*por Rodrigo Otavio
Muito se fala da crise do humor na televisão brasileira. A Globo tentou fórmulas tortas depois do “Zorra” — que já era, por si só, uma reformulação desgastada do “Zorra Total” — como o “Aberto ao Público”, mas nada vingou. As outras emissoras também apostaram em experimentos duvidosos: a Band, por exemplo, com o esquisitíssimo “‘Nois’ na Firma”. Entre tantas fórmulas fracassadas, questionáveis e sumariamente rejeitadas pelo público, o panorama do humor televisivo brasileiro seguia desolador. É nesse cenário que surge, curiosamente, o Multishow como protagonista de uma virada. Uma tentativa mais interessante de renovar o gênero na TV por assinatura. O canal estreou “ET”, programa protagonizado por Eduardo Sterblitch e Tatá Werneck — daí a abreviatura, trocadilho com extraterrestres que já entrega a proposta com ironia. E a proposta, de fato, funciona.
“ET” é uma lufada de novidade num ambiente televisivo sufocado pela mesmice, ainda que — é preciso ser honesto — não seja exatamente algo novo no sentido estrito. Pelo contrário: o programa nasce com a cara e o DNA do humor cultivado pela última geração da MTV brasileira, justamente aquela em que Tatá Werneck, Marcelo Adnet e Bento Ribeiro compunham um elenco que produzia mais com menos — muito menos. A referência é explícita e, em certos momentos. Porém, ao contrário dos programas dessa era, “ET” dispõe de orçamento e estrutura visivelmente superiores — o que, no fim das contas, faz diferença.
“ET” é disruptivo, criativo e, acima de tudo, assumidamente maluco. E é exatamente aí que reside sua maior virtude — e também seu maior risco. Apostar na maluquice como ponto de originalidade é uma faca de dois gumes: quando funciona, é genial; quando escorrega, beira o nonsense gratuito. Por ora, o programa tem sabido equilibrar bem. A atração investe rigorosamente no talento, no carisma e na criatividade dos seus protagonistas — e isso, em tempos de TV engessada por métricas e fórmulas de segurança, já é, por si só, um ato quase revolucionário. Como sintetizou um telespectador no Twitter com precisão desconcertante: “O programa não faz o menor sentido e por isso é genial.” Difícil discordar.

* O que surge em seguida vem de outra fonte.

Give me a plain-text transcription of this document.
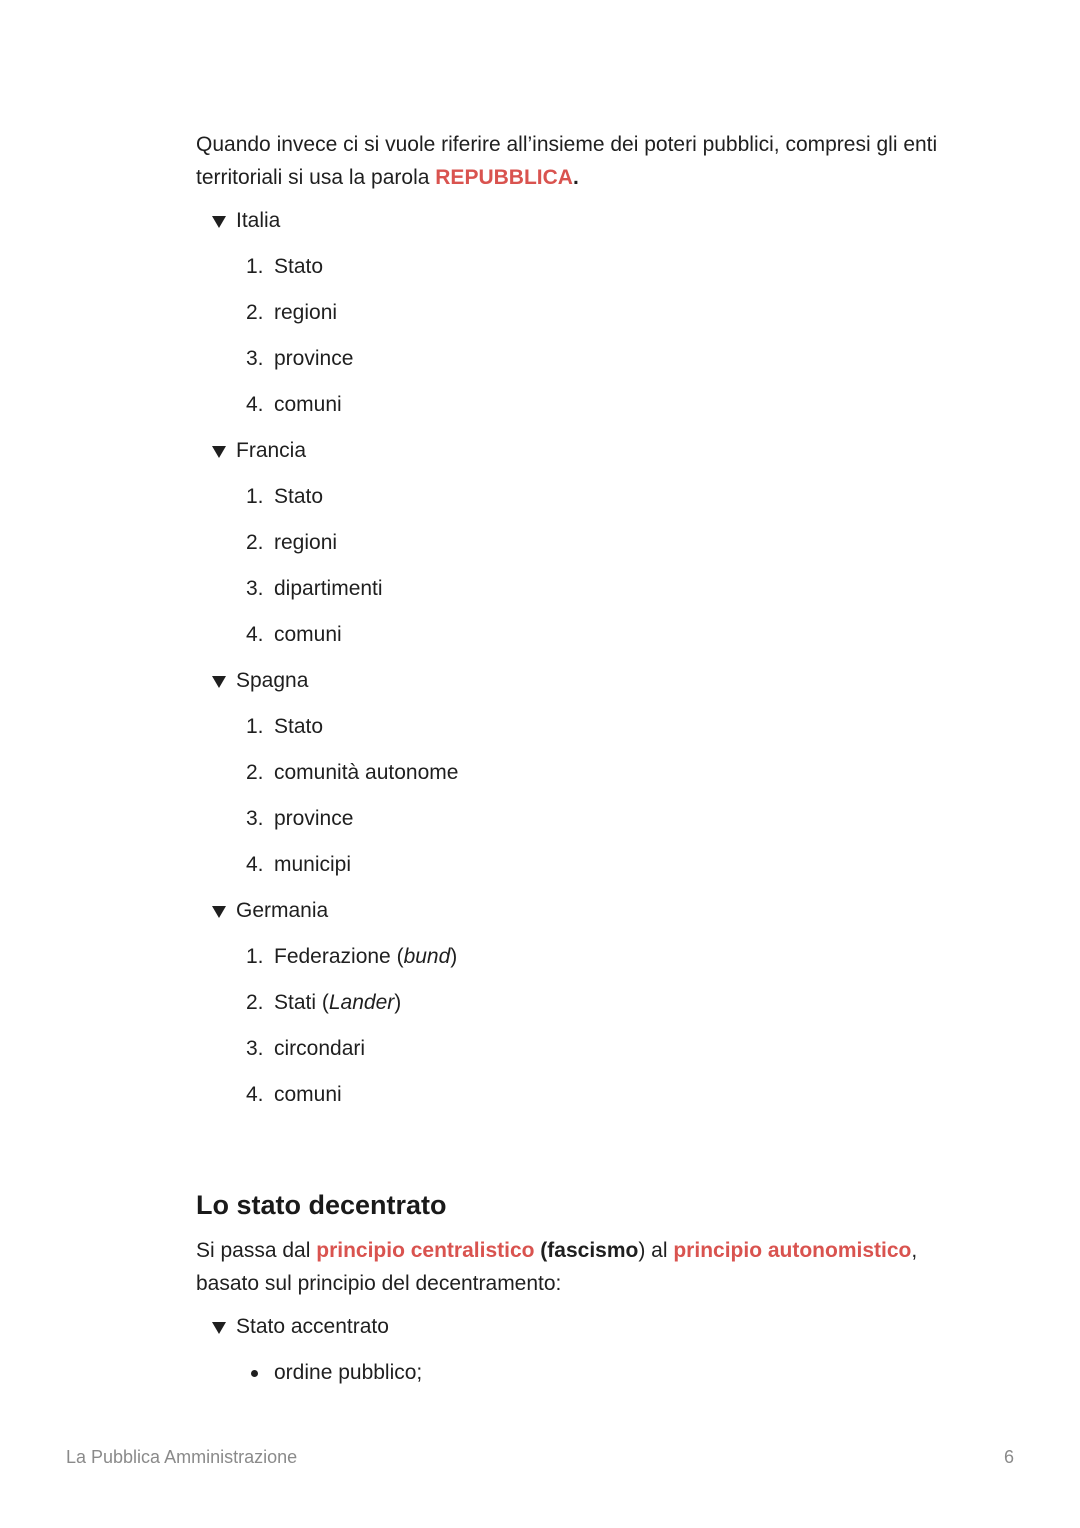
Quando invece ci si vuole riferire all’insieme dei poteri pubblici, compresi gli enti territoriali si usa la parola REPUBBLICA.

Italia
1. Stato
2. regioni
3. province
4. comuni
Francia
1. Stato
2. regioni
3. dipartimenti
4. comuni
Spagna
1. Stato
2. comunità autonome
3. province
4. municipi
Germania
1. Federazione ( bund )
2. Stati ( Lander )
3. circondari
4. comuni
Lo stato decentrato

Si passa dal principio centralistico (fascismo) al principio autonomistico, basato sul principio del decentramento:

Stato accentrato
ordine pubblico;
La Pubblica Amministrazione	6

O problema da MTV sempre foi esse: pouca audiência, pouco dinheiro e, paradoxalmente, muito talento desperdiçado por falta de estrutura.

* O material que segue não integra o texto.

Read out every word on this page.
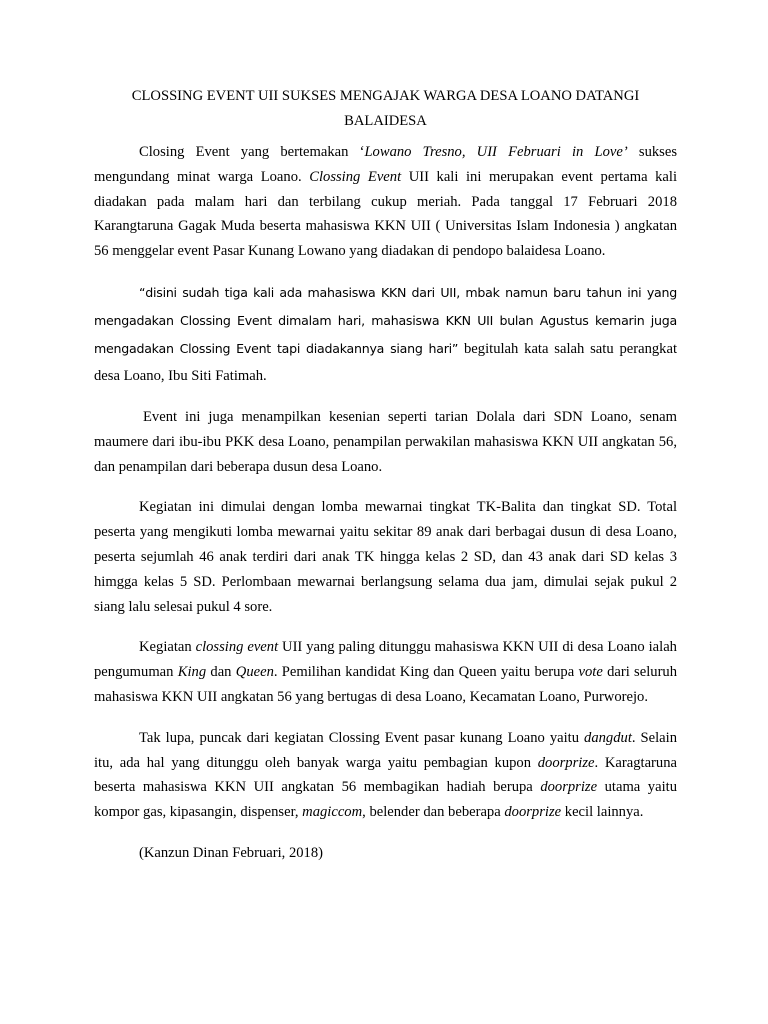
CLOSSING EVENT UII SUKSES MENGAJAK WARGA DESA LOANO DATANGI BALAIDESA

Closing Event yang bertemakan ‘Lowano Tresno, UII Februari in Love’ sukses mengundang minat warga Loano. Clossing Event UII kali ini merupakan event pertama kali diadakan pada malam hari dan terbilang cukup meriah. Pada tanggal 17 Februari 2018 Karangtaruna Gagak Muda beserta mahasiswa KKN UII ( Universitas Islam Indonesia ) angkatan 56 menggelar event Pasar Kunang Lowano yang diadakan di pendopo balaidesa Loano.

“disini sudah tiga kali ada mahasiswa KKN dari UII, mbak namun baru tahun ini yang mengadakan Clossing Event dimalam hari, mahasiswa KKN UII bulan Agustus kemarin juga mengadakan Clossing Event tapi diadakannya siang hari” begitulah kata salah satu perangkat desa Loano, Ibu Siti Fatimah.

Event ini juga menampilkan kesenian seperti tarian Dolala dari SDN Loano, senam maumere dari ibu-ibu PKK desa Loano, penampilan perwakilan mahasiswa KKN UII angkatan 56, dan penampilan dari beberapa dusun desa Loano.

Kegiatan ini dimulai dengan lomba mewarnai tingkat TK-Balita dan tingkat SD. Total peserta yang mengikuti lomba mewarnai yaitu sekitar 89 anak dari berbagai dusun di desa Loano, peserta sejumlah 46 anak terdiri dari anak TK hingga kelas 2 SD, dan 43 anak dari SD kelas 3 himgga kelas 5 SD. Perlombaan mewarnai berlangsung selama dua jam, dimulai sejak pukul 2 siang lalu selesai pukul 4 sore.

Kegiatan clossing event UII yang paling ditunggu mahasiswa KKN UII di desa Loano ialah pengumuman King dan Queen. Pemilihan kandidat King dan Queen yaitu berupa vote dari seluruh mahasiswa KKN UII angkatan 56 yang bertugas di desa Loano, Kecamatan Loano, Purworejo.

Tak lupa, puncak dari kegiatan Clossing Event pasar kunang Loano yaitu dangdut. Selain itu, ada hal yang ditunggu oleh banyak warga yaitu pembagian kupon doorprize. Karagtaruna beserta mahasiswa KKN UII angkatan 56 membagikan hadiah berupa doorprize utama yaitu kompor gas, kipasangin, dispenser, magiccom, belender dan beberapa doorprize kecil lainnya.

(Kanzun Dinan Februari, 2018)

Tatá e Sterblitch reinventam o humor do Multishow com ET e transformam o canal em uma MTV com melhor orçamento (Foto: Juliana Coutinho)
ET é, portanto, a versão que poderia-ter-sido-mas-não-foi — finalmente realizada. Com orçamento adequado, liberdade criativa e os mesmos ingredientes que já provaram funcionar. Não é pouca coisa.

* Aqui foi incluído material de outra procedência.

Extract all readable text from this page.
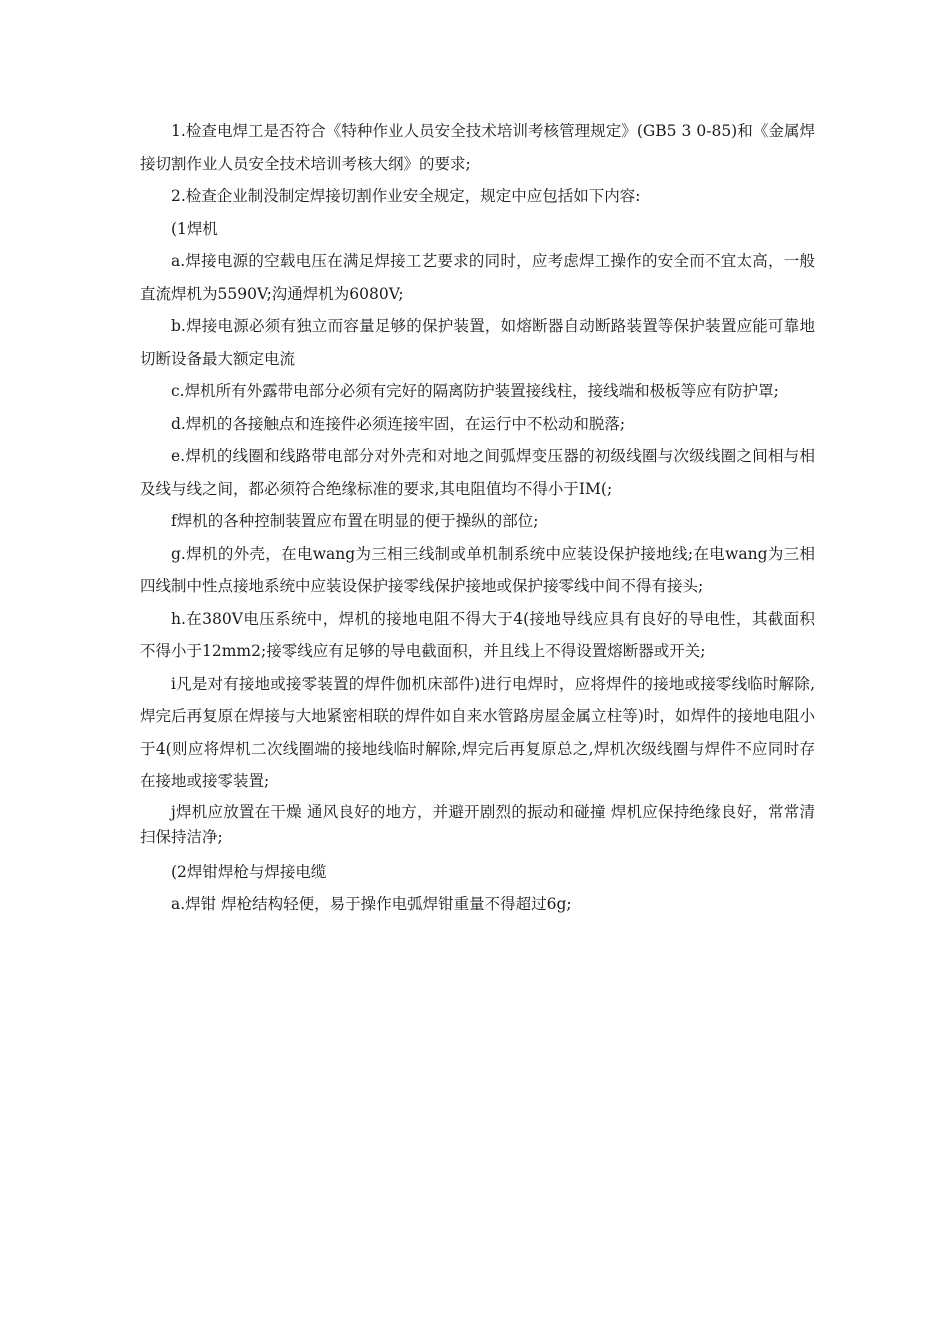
1.检查电焊工是否符合《特种作业人员安全技术培训考核管理规定》(GB5 3 0-85)和《金属焊接切割作业人员安全技术培训考核大纲》的要求;

2.检查企业制没制定焊接切割作业安全规定，规定中应包括如下内容:

(1焊机

a.焊接电源的空载电压在满足焊接工艺要求的同时，应考虑焊工操作的安全而不宜太高，一般直流焊机为5590V;沟通焊机为6080V;

b.焊接电源必须有独立而容量足够的保护装置，如熔断器自动断路装置等保护装置应能可靠地切断设备最大额定电流

c.焊机所有外露带电部分必须有完好的隔离防护装置接线柱，接线端和极板等应有防护罩;

d.焊机的各接触点和连接件必须连接牢固，在运行中不松动和脱落;

e.焊机的线圈和线路带电部分对外壳和对地之间弧焊变压器的初级线圈与次级线圈之间相与相及线与线之间，都必须符合绝缘标准的要求,其电阻值均不得小于IM(;

f焊机的各种控制装置应布置在明显的便于操纵的部位;

g.焊机的外壳，在电wang为三相三线制或单机制系统中应装设保护接地线;在电wang为三相四线制中性点接地系统中应装设保护接零线保护接地或保护接零线中间不得有接头;

h.在380V电压系统中，焊机的接地电阻不得大于4(接地导线应具有良好的导电性，其截面积不得小于12mm2;接零线应有足够的导电截面积，并且线上不得设置熔断器或开关;

i凡是对有接地或接零装置的焊件伽机床部件)进行电焊时，应将焊件的接地或接零线临时解除,焊完后再复原在焊接与大地紧密相联的焊件如自来水管路房屋金属立柱等)时，如焊件的接地电阻小于4(则应将焊机二次线圈端的接地线临时解除,焊完后再复原总之,焊机次级线圈与焊件不应同时存在接地或接零装置;

j焊机应放置在干燥 通风良好的地方，并避开剧烈的振动和碰撞 焊机应保持绝缘良好，常常清扫保持洁净;

(2焊钳焊枪与焊接电缆

a.焊钳 焊枪结构轻便，易于操作电弧焊钳重量不得超过6g;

O programa também ressalta o talento individual de seus protagonistas fora do contexto de dupla. No episódio 3, Sterblitch ressuscita dois personagens já conhecidos do público: o “Melhor Melhor do Mundo” e o Freddie Mercury Prateado, que já arrancava risadas nos tempos do Pânico na TV. A revisita funciona porque o ator sabe quando repetir uma fórmula com graça — e quando subvertê-la.

Freddie Mercury Prateado aparece em “ET” (Foto: Divulgação/Globo)
Mas o que talvez diferencie “ET” de seus antecessores não está nos esquetes nem na produção. Está na disposição de rir de si mesmo. Tatá e Sterblitch desbocham de suas próprias limitações nos textos, assumem os erros com leveza e transformam a cumplicidade entre eles em matéria-prima cômica. Essa fórmula — aparentemente simples, raramente bem executada — é a mesma que sustenta atrações longevas e populares como “Vai que Cola” e “Sai de Baixo”. É também o que aproxima “ET” de produções que souberam fazer da TV um objeto de análise e deboche de si mesma, como “TV Pirata” e “Tá no Ar”.
Há ainda um dado de contexto que não deve passar despercebido: “ET” estreia num momento em que Tatá Werneck investe numa tessitura completamente diferente de trabalho. Na novela “Quem Ama Cuida”, ela interpreta uma personagem que, ainda que tangenciando o humor, é essencialmente uma stalker trágica — território dramático distante do que a consagrou. A coincidência é reveladora: enquanto expande seus limites em um front, ela reafirma com segurança o que domina no outro. No fim, “ET” é renovação precisamente por não tentar inventar a roda. Seu mérito está em acreditar — com estrutura, desta vez — naquilo que seus artistas sempre tiveram de sobra: talento.